The collection begins in Paris and ends in an oncology ward as the speaker of these essays prepares for a biopsy that will remove what may or may not be a cancerous tumor. The doctors can’t tell until they remove it. That action—removing something to examine it for its truth—may be the key to this collection. Schaum, and the reader with her, must remove parts of her life to look at them closely enough to understand now what she didn’t understand then. In Schaum’s prose, the process is both fascinating and intense. Even with memory laid out like a patient, she most often finds understanding through the poet’s device, metaphor. For example, in “Preservation: A Story,” while on a sometimes dangerous vacation with her sister, she uses various means of preservation to structure and explore memories—both ironic and particular—that keep her alive and “preserve” her life.
Schaum is the author of several books, on the modern poet Wallace Stevens and on women’s issues, including Gender Images: Reading for Composition. She has received the Dorothy Cappon Churchill Award in Creative Nonfiction and the New Millennium Writings Prize in Literary Essay, and was named William A. Rainey Scholar in Creative Nonfiction at the Bread Loaf Writers’ Conference.

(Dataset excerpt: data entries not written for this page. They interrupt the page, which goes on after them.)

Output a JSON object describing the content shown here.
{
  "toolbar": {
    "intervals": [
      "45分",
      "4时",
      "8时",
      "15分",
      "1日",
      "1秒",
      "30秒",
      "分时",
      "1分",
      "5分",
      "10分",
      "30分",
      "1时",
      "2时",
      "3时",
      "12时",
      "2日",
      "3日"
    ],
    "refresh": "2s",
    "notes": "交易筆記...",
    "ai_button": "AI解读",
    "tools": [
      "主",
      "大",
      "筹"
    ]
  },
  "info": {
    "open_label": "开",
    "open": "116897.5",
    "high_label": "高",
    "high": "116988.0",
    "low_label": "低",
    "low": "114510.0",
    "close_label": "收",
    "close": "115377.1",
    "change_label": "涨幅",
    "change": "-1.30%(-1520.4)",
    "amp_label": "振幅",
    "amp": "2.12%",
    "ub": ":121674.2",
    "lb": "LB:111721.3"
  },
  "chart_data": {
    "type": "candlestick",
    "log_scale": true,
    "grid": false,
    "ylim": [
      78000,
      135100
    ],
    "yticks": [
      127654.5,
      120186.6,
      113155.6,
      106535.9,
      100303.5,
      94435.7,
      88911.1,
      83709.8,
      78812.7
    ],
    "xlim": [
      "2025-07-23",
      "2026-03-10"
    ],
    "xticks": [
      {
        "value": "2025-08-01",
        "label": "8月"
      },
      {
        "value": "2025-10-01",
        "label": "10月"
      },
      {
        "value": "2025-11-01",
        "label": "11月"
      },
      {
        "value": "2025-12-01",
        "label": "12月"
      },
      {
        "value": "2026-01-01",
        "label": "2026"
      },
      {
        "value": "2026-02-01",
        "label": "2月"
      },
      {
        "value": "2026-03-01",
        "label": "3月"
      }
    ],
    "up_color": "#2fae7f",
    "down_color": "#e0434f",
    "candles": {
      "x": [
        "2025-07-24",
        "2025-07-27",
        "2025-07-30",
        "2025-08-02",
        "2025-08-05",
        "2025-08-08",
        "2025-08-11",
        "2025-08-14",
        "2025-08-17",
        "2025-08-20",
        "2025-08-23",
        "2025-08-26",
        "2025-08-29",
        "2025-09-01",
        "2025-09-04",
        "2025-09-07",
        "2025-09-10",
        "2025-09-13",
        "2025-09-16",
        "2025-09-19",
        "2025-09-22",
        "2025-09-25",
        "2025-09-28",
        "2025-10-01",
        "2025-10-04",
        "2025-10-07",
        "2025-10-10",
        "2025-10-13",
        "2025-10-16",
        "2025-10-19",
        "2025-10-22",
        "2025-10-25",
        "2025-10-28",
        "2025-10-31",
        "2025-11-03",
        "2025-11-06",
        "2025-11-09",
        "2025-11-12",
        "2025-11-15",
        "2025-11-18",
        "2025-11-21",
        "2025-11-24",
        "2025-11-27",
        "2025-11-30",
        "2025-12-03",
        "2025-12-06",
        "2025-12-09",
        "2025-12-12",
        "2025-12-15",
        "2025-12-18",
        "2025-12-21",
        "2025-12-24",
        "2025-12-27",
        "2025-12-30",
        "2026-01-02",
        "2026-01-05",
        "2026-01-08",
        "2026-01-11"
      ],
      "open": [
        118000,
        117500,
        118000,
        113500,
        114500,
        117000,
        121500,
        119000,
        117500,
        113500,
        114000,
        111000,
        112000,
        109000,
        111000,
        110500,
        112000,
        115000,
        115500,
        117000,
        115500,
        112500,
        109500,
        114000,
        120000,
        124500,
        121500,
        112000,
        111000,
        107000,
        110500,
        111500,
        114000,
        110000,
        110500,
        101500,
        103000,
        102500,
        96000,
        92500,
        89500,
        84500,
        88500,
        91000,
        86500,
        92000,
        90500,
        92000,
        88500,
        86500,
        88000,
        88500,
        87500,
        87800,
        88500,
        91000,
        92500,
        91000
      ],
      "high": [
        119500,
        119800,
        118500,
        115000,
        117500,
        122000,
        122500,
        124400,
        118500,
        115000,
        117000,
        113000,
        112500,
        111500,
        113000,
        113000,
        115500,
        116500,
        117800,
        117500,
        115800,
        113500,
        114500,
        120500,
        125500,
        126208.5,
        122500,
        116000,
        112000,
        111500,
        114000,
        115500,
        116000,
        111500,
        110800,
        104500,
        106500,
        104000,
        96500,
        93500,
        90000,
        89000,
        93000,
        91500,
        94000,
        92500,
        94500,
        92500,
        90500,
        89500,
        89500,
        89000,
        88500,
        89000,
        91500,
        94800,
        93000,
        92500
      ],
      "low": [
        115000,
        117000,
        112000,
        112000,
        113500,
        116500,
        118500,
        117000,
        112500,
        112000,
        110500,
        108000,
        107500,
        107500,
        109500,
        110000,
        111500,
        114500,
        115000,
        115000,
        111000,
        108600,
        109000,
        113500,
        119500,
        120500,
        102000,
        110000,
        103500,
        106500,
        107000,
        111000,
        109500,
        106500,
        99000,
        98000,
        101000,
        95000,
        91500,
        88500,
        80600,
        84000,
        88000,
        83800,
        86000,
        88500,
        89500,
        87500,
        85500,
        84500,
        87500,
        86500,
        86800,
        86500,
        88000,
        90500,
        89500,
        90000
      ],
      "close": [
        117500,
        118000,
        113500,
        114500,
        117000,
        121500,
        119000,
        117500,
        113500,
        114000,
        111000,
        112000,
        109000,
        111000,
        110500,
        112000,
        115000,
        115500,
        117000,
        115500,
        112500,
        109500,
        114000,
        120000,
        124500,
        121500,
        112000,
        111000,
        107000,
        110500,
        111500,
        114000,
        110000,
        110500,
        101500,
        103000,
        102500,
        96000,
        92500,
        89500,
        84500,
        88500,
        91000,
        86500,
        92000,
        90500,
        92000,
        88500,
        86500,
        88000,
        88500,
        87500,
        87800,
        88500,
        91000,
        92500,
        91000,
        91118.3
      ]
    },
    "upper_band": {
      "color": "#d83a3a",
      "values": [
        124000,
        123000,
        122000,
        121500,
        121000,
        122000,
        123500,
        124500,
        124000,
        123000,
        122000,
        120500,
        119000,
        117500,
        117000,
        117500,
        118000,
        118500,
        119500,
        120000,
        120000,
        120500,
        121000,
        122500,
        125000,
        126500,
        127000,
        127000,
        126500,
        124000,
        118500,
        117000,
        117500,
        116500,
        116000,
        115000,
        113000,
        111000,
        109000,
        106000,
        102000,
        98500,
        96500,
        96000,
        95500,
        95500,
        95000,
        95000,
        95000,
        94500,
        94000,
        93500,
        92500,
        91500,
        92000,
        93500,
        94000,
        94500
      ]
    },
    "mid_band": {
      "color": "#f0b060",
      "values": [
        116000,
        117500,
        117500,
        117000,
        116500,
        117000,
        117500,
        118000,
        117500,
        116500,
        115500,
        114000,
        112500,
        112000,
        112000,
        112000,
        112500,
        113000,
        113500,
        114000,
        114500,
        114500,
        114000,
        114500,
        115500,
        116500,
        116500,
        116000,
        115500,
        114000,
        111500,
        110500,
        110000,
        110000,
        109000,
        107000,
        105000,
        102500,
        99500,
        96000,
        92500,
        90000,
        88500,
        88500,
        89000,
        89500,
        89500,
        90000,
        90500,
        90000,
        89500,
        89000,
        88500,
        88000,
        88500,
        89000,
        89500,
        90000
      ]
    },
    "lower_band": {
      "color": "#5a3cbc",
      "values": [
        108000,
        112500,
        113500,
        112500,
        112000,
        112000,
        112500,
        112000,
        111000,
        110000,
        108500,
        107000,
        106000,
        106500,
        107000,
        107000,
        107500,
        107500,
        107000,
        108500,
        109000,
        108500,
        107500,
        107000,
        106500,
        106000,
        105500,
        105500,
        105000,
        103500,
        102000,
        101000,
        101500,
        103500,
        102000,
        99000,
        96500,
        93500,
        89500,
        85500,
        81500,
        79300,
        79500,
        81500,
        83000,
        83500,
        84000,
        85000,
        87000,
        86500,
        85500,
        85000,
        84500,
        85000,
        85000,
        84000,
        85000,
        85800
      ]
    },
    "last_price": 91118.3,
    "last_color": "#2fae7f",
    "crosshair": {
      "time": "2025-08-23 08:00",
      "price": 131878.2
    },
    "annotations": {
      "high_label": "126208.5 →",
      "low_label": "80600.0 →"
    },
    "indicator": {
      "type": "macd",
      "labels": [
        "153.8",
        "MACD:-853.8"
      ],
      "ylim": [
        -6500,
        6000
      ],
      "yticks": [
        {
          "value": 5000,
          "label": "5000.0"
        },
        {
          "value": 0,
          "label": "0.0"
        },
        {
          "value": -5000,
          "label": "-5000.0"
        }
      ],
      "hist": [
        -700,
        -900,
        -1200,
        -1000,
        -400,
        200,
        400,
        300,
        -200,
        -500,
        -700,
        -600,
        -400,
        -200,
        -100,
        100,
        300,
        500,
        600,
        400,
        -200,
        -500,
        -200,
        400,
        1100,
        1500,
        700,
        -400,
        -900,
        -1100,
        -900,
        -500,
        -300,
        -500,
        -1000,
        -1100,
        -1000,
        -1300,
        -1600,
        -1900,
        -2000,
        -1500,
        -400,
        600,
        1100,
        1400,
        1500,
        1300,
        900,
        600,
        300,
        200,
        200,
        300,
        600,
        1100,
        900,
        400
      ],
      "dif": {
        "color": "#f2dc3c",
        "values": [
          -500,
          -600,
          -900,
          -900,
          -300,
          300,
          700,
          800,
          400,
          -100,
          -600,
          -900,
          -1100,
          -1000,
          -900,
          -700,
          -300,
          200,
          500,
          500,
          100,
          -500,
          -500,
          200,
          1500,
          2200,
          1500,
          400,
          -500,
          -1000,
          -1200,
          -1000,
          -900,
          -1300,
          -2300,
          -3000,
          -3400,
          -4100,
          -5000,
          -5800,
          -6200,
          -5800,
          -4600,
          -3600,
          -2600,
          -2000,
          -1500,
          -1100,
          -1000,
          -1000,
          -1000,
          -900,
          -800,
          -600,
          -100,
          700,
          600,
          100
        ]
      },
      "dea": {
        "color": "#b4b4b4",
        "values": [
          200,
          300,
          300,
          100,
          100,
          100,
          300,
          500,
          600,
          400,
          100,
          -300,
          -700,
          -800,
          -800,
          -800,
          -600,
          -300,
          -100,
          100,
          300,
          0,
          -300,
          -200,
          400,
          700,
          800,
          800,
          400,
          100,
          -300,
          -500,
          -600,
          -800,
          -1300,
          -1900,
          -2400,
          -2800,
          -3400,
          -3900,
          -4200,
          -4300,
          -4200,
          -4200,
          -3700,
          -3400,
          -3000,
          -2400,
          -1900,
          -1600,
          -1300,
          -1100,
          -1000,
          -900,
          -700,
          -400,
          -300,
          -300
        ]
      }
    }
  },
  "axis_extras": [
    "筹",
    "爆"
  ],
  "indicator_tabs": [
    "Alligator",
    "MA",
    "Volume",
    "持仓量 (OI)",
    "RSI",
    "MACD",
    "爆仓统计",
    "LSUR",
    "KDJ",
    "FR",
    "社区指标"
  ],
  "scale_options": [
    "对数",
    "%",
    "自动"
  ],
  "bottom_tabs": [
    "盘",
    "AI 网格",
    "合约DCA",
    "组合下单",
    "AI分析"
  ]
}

Here, her strongest piece, “Epithalamion,” explores deeply the decision to love and marry for the first time in her middle years. In this essay, readers are invited to both worry and rejoice in her awkward and authentic choices about this late love. As in all good nonfiction, readers are allowed to see themselves as they might have been, to connect with the potential of their lives through the thoughtful and honest self-exploration of another. Early in the book, Schaum writes, “I think our lives come up at us sometimes in fragments, inexplicably. There we are. There it is.” In this statement she captures both her approach for writing this very real and lyrical memoir and the way she will understand her life and connect with her readers. “There we are. There it is.”